In downtown Pest, Veres Pálné Street’s Halkakas is one of the city’s best spots for street-food seafood – and so it’s somewhat surprising that their new location opened for the spring season at an unusual spot, but with a superb concept. Instead of setting up their hypermodern food container at a well-frequented downtown spot or at a panoramic waterfront site, they ended up high in the Buda Hills, more specifically at the final stop of the Children’s Railway at Széchenyi Hill. There are hardly any greener areas in Budapest; the atmosphere is breezy and retro, but the flavors are very modern.
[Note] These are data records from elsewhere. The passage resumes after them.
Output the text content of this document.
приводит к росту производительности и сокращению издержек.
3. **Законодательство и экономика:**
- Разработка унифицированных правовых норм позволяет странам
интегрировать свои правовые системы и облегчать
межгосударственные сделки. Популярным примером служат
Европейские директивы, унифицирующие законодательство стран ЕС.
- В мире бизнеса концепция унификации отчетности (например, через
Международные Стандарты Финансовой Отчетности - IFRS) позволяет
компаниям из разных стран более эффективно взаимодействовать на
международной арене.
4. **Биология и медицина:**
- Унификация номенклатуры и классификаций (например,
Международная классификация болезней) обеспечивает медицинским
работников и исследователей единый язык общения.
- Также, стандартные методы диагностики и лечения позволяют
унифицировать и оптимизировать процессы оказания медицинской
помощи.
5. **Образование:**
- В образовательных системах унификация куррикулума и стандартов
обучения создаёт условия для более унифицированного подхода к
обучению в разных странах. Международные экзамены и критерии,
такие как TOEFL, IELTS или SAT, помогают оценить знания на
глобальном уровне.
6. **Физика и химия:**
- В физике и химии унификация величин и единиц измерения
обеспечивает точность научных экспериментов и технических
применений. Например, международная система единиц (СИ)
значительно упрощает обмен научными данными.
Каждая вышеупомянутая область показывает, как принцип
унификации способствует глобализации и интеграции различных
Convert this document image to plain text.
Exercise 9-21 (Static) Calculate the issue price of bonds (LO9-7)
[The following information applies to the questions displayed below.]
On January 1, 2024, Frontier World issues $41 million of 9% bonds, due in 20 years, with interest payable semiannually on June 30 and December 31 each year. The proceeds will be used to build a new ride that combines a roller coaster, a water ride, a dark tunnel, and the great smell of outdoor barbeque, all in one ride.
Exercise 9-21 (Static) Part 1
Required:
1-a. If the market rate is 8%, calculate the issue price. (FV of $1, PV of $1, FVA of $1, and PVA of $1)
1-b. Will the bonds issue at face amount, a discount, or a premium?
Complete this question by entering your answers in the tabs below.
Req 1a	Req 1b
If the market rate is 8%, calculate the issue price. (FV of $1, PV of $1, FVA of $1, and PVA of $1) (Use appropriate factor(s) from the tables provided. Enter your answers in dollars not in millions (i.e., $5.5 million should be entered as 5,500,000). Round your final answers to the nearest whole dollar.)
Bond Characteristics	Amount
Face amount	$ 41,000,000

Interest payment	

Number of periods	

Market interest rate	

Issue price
Enjoy outdoor fish feasts atop the Buda Hills at Halkakas Terrace
Terrace, rooftop bar, small garden – these are the places that we simply can’t become bored of, since they are the ones that push us into spring and help us unwind in the summer, even if we have to stay downtown. We don’t usually write about the imminent street-food revolution amid the forests of District XII, but Zsuzsi Lévai of Halkakas definitely came up with a great idea for her portable kitchen after using it feed festivalgoers last summer: they decided to conquer Széchenyi Hill with easy-to-prepare fish dishes, thus giving people one more reason to hike up there, or to ride the Cogwheel Railway to the top and discover this places after a short stroll.
Halkakas Terrace occupies a small area by the final station of the Children’s Railway, where they set up the stunningly modern, convertible kitchen container and some tables, and offer great fish dishes that are perfect not only in a restaurant environment, but also after a long Friday with friends and a few glasses of rosé fröccs. The high quality of the dishes at Halkakas is guaranteed by Zsuzsi’s father, who is an expert in fish – nothing is mud-flavored or of dubious origin here, just like at their downtown restaurant. Everyone can safely visit them for a platter of fish and chips, even if they aren’t all that enthusiastic about river fish, since the flavors are not too strong.
In the first round, we ate a catfish gyros (1,850 HUF), made from lightly charred catfish with Greek seasoning and served with tzatziki. It’s just as crunchy and “fishy” as it should be. However, our favorite was the Hungarian version of the British street-food classic, the house fish and chips (1,850 HUF), the batter of which has some double-millet beer in it. The dish is served with remoulade, and it’s very difficult to stop pigging out on it – even if you weren’t the one who ordered. We also tasted the only fish-free dish of Halkakas, the buffalo burger (1,550 HUF), which might be the best choice for those who are attracted not by the fish, but the atmosphere of the place. We can also order some fine wines to accompany the food, but what we recommend the most is watching the sunset here atop Széchenyi Hill, even if we only snack on some carp crunchers (900 HUF). While we’re not huge fans of this fish, these still serve as excellent drinking snacks!Given the location, Zsuzsi’s plans include throwing parties on the terrace, as well. In the spring season (April-May), the place is open only from Friday to Sunday, but in the summer, we’ll be able to visit Halkakas Terrace all week long.